God, those pictures. Photos had no standards yet. The internet guidebook we all seemed to memorize by osmosis had yet to crystallize. In my old Myspace, I could see certain people had figured out the angles that would dominate social for years to come. Others, well, had not.
Everything was grainy. Most photos were set in kiddish bedrooms or dingy basements, tucked away from parents. The lighting seemed to be emanating from a ’70s lamp turned on its side. Without a drip of irony, one old classmate had a mirror selfie with a flat-brim hat and comically massive sunglasses. Another friend, let’s call her Jane, has a profile picture with one of my longtime best friends, whom we’ll call Angela. They’re sitting next to one another, smiling, Jane’s arm draped over Angela’s shoulders. In the bottom right of the photo there’s a little orange date. Remember that? That means Jane must have taken this picture, printed it, scanned it, then made it her Myspace profile image. What a world. The photo was taken on June 23, but the year is cropped out. Safe to say it was quite some time ago.

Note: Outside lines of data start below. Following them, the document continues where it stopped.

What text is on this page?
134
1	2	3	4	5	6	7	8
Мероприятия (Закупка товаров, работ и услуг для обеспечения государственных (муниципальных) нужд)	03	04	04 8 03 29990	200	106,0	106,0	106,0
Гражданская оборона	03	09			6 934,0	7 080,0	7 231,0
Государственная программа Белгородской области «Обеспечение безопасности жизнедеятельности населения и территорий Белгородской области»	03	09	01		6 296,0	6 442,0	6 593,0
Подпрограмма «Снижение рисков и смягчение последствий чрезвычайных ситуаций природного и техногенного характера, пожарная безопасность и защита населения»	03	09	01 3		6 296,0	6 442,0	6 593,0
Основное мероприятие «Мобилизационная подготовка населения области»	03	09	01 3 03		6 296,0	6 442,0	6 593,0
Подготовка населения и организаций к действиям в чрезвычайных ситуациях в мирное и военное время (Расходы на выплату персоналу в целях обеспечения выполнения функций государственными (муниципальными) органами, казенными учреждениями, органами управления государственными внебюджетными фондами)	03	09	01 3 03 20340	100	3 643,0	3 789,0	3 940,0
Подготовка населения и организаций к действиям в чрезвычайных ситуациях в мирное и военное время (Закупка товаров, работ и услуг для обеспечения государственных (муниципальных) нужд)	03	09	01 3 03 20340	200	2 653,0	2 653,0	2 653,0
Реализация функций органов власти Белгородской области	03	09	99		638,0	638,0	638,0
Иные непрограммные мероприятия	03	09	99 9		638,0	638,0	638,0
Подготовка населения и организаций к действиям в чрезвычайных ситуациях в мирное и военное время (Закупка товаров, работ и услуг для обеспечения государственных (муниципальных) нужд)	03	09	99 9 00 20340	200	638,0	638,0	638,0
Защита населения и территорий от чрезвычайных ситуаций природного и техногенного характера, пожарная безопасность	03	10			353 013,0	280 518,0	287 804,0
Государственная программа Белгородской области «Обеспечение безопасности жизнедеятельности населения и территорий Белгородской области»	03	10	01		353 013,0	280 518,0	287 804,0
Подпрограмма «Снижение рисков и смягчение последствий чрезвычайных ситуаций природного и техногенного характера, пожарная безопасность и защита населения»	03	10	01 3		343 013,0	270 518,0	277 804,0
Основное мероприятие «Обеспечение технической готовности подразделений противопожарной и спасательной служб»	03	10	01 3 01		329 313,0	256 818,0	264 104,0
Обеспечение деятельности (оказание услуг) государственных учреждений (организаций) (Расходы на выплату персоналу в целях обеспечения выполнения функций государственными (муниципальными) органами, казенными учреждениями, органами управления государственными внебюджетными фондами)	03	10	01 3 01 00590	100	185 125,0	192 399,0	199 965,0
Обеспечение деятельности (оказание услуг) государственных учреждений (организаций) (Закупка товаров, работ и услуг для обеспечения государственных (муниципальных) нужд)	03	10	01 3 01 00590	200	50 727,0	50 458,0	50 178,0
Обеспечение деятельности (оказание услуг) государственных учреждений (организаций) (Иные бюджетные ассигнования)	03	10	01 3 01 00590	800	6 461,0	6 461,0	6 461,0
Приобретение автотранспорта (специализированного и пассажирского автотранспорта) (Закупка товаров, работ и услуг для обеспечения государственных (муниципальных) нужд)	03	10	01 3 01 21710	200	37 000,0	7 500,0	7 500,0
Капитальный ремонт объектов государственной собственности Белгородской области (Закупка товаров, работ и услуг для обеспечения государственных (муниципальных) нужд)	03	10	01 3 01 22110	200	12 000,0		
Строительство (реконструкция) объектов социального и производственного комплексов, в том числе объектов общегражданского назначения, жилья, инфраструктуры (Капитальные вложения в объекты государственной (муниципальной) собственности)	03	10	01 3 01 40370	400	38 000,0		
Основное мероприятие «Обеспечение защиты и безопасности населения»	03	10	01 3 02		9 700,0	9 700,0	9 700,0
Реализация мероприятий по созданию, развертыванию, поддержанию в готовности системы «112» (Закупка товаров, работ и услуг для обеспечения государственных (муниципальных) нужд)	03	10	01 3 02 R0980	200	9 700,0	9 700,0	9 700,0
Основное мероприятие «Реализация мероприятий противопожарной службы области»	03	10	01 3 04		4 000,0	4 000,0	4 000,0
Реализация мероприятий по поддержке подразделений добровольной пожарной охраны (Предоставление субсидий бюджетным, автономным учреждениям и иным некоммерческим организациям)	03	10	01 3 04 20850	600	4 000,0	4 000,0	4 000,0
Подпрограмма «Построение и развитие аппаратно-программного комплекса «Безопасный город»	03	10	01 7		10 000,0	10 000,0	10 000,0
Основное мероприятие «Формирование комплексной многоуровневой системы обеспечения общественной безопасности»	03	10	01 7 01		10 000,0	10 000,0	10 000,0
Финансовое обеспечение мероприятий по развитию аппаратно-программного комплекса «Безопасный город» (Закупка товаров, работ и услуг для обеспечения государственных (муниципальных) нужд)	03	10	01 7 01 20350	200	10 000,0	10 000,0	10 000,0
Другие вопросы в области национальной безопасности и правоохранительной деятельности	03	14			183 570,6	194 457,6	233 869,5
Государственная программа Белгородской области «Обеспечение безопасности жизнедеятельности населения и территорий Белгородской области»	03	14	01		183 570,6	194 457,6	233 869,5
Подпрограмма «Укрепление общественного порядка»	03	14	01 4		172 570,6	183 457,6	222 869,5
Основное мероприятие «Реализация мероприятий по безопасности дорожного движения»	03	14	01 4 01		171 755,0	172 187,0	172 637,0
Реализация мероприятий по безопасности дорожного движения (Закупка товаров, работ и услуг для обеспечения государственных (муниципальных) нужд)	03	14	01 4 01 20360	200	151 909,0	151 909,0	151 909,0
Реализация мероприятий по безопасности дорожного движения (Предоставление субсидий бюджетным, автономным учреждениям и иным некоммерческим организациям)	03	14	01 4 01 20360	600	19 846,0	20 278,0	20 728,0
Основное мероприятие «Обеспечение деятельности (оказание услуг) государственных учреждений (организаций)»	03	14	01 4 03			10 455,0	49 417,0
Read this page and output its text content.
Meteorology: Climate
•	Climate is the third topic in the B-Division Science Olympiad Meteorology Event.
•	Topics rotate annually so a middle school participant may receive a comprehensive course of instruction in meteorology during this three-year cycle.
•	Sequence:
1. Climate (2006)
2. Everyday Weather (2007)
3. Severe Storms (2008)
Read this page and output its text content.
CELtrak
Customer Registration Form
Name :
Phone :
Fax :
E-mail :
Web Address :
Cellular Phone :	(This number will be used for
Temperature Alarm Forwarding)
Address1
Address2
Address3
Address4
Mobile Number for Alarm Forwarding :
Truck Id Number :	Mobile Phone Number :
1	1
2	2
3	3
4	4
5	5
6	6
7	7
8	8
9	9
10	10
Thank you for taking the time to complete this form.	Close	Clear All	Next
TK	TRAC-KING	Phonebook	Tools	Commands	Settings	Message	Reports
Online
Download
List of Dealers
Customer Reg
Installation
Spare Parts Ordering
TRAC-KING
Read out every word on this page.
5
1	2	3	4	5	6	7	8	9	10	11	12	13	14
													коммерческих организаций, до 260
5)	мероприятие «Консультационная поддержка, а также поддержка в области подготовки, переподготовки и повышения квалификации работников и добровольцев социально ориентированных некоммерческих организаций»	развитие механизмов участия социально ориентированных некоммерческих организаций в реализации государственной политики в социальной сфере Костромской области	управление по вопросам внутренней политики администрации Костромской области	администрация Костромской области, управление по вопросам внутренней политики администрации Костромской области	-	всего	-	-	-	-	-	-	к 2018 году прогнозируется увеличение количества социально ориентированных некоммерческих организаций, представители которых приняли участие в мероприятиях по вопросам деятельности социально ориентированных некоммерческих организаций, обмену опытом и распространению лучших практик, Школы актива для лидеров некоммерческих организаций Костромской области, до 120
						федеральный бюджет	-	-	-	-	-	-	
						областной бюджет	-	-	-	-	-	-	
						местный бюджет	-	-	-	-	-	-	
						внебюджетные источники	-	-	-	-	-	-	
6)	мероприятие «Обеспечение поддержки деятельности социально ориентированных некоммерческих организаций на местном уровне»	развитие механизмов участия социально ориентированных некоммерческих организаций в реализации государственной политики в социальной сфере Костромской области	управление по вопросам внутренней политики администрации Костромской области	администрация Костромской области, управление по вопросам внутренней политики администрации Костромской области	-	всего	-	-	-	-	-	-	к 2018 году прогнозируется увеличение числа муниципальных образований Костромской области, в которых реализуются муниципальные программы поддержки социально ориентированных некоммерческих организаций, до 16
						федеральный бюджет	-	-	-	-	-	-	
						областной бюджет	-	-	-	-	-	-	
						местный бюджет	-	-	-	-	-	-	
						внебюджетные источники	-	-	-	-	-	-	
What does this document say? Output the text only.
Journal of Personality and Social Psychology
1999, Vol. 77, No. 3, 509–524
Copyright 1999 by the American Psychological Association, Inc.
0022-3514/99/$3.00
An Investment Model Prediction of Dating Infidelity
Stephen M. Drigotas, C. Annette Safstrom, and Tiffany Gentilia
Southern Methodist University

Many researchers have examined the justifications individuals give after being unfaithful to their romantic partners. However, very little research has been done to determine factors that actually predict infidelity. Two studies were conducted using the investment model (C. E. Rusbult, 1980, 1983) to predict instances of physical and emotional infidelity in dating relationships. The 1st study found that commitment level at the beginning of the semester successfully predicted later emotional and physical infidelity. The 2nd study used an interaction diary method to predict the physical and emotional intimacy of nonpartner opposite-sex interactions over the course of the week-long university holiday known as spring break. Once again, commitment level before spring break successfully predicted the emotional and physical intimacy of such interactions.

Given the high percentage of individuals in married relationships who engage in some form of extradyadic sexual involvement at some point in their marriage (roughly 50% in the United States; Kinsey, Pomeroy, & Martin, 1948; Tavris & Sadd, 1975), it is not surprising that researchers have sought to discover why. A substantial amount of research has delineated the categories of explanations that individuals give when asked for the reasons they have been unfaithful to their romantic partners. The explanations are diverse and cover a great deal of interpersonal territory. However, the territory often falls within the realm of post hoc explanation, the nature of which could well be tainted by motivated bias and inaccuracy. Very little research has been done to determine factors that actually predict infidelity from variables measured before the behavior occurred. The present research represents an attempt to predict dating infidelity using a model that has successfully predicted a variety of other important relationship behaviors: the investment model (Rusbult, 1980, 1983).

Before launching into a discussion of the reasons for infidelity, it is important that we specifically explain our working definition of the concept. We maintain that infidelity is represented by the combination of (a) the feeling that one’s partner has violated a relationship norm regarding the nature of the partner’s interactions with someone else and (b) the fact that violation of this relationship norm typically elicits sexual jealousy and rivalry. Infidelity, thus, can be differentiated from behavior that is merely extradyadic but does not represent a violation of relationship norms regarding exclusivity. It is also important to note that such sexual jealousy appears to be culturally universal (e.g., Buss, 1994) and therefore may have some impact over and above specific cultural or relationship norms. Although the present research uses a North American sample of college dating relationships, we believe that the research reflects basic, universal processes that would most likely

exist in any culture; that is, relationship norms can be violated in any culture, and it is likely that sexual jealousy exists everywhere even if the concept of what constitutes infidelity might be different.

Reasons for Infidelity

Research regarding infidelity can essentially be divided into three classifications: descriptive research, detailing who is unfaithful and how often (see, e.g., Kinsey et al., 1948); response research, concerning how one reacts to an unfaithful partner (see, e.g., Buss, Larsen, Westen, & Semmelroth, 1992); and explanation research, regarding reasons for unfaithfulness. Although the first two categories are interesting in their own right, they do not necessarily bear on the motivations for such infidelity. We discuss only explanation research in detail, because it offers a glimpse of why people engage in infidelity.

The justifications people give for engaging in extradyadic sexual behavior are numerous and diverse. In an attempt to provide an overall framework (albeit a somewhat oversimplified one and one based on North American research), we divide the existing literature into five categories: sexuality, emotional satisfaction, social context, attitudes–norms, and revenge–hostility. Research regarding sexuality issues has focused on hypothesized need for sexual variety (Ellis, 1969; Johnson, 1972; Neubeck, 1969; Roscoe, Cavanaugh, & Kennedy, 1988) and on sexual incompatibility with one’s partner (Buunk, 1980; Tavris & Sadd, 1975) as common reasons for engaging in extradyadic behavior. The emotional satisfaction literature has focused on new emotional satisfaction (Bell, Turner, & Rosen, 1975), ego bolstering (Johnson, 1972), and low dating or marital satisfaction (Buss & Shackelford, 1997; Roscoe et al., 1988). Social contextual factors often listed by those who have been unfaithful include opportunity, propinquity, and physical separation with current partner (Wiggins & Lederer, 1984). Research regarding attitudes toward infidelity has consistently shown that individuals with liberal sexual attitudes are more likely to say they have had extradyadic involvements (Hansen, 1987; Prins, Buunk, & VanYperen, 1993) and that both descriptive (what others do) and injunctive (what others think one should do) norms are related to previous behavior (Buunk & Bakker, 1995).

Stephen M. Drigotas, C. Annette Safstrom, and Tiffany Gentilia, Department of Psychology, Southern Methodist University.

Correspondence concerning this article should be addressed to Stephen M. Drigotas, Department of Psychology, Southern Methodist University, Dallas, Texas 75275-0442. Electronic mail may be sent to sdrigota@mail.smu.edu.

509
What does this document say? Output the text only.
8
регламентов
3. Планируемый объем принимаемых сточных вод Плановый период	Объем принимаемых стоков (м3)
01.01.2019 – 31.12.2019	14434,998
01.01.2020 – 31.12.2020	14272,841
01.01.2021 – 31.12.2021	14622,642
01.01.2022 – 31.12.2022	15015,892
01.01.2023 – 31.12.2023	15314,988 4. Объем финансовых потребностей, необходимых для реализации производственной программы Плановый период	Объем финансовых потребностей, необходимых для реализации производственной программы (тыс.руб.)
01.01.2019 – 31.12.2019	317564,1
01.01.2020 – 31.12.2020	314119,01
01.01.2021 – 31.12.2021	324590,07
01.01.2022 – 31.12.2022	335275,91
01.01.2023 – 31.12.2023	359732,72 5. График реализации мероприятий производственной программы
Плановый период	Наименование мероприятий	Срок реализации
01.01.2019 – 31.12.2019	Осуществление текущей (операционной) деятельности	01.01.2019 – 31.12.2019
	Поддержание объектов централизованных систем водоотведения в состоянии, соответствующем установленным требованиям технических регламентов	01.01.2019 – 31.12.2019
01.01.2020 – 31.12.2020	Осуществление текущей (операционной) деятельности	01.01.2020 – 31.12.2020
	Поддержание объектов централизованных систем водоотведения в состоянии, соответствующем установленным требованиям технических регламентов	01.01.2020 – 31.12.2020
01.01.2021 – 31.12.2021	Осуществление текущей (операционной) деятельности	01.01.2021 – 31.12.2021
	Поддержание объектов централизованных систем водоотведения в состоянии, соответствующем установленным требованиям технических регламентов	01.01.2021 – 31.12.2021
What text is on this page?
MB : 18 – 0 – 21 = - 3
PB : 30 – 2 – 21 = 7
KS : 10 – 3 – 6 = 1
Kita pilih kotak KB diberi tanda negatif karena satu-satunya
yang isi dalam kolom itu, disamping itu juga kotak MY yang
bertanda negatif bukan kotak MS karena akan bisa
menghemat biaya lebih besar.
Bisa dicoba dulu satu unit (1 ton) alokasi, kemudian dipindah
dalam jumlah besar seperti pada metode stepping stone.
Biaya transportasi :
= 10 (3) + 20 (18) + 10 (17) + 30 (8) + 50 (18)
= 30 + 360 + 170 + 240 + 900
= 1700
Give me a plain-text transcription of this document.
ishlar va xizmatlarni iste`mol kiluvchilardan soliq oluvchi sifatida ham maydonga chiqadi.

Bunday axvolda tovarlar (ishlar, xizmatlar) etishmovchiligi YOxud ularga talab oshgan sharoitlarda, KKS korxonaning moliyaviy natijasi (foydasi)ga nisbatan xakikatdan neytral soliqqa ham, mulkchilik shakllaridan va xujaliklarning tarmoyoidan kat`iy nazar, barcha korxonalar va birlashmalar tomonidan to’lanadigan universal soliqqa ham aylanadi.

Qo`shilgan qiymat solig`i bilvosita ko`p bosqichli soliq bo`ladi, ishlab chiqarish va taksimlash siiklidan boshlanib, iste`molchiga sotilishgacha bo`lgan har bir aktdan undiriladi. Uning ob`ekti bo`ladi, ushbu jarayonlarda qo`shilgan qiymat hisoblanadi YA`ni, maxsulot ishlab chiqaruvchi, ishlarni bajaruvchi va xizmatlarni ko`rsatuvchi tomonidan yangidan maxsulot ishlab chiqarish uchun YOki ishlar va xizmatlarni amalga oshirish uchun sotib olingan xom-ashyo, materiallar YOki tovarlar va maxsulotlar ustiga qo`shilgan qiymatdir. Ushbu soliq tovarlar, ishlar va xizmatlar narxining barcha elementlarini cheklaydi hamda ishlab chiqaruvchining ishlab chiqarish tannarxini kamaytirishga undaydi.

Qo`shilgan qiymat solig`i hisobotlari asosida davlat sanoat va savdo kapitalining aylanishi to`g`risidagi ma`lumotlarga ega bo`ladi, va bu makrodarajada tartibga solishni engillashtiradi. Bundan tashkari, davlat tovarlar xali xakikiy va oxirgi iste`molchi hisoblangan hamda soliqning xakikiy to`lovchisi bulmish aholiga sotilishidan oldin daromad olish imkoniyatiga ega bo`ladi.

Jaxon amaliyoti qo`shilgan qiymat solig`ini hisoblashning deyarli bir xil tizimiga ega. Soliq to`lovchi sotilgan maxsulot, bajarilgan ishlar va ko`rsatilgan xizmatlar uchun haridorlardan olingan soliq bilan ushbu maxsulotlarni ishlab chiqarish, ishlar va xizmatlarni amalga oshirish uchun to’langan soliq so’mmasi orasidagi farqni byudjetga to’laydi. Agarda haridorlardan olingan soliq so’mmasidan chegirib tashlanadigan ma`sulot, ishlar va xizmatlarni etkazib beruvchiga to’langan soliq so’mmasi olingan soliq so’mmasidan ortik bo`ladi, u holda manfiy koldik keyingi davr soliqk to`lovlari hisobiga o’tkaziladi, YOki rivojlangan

But it wasn’t all happy nostalgia. I also stumbled onto a kid who died young. In his profile pic, he’s lying down, hat backwards, eyes trained off-camera. “Shit,” was about all I could say. I don’t know the full circumstances of his death, but for a moment I just looked at that picture. In it, he’s quite young, unchanged; it was well before tragedy had struck. It felt different than stumbling across a person who’s passed on Facebook. On Facebook, the deceased person is frozen in time, but the rest of the site has moved on. It’s a sad milepost on a modern platform. On Myspace, we’re all equally preserved. Everything is the past. Yet I knew this poor kid is gone. I could see the future. It was a different kind of sadness, seeing him in his youth on a profile he’d long abandoned.
Retrieving my Myspace wasn’t what I’d hoped. I didn’t find a trove of old photos, emo posts, or even what song used to be on my profile. (I cannot remember what it was but feel certain it was deeply embarrassing.) It was more a personal reminder of how my world used to look, how myself and my friends treated the internet more than a decade ago.
Digging through my old connections and those old profiles, endlessly clicking to a different person, felt like I was flipping through a bare-bones yearbook. It was pleasant but stark; my mind had to fill in the gaps. It was like driving through your hometown, windows down, all light breeze and warm air. Most things haven’t changed, it looks nice, but you don’t get out of the car.
After a while I took another glance at my own profile. A little more familiar with how my broken Myspace worked, I ran my cursor over where my Top 8 should’ve been. And holy hell, there it was. The images were all broken and the error messages took forever to load. At first, it was impossible to see, but when I hovered, I could see the usernames. Only three of eight profiles remained. My brother was one. Another was a guy who remains a best friend to this day. The third was an old friend from middle school.
I haven’t seen him in forever. We grew apart. Nothing happened but inertia. We were on different paths going different ways.
I thought maybe I should call him. After all, we used to be good friends. Just scrolling over his username, for a moment, I remembered that connection. But that was a long time ago. I didn’t call. Where would I even begin?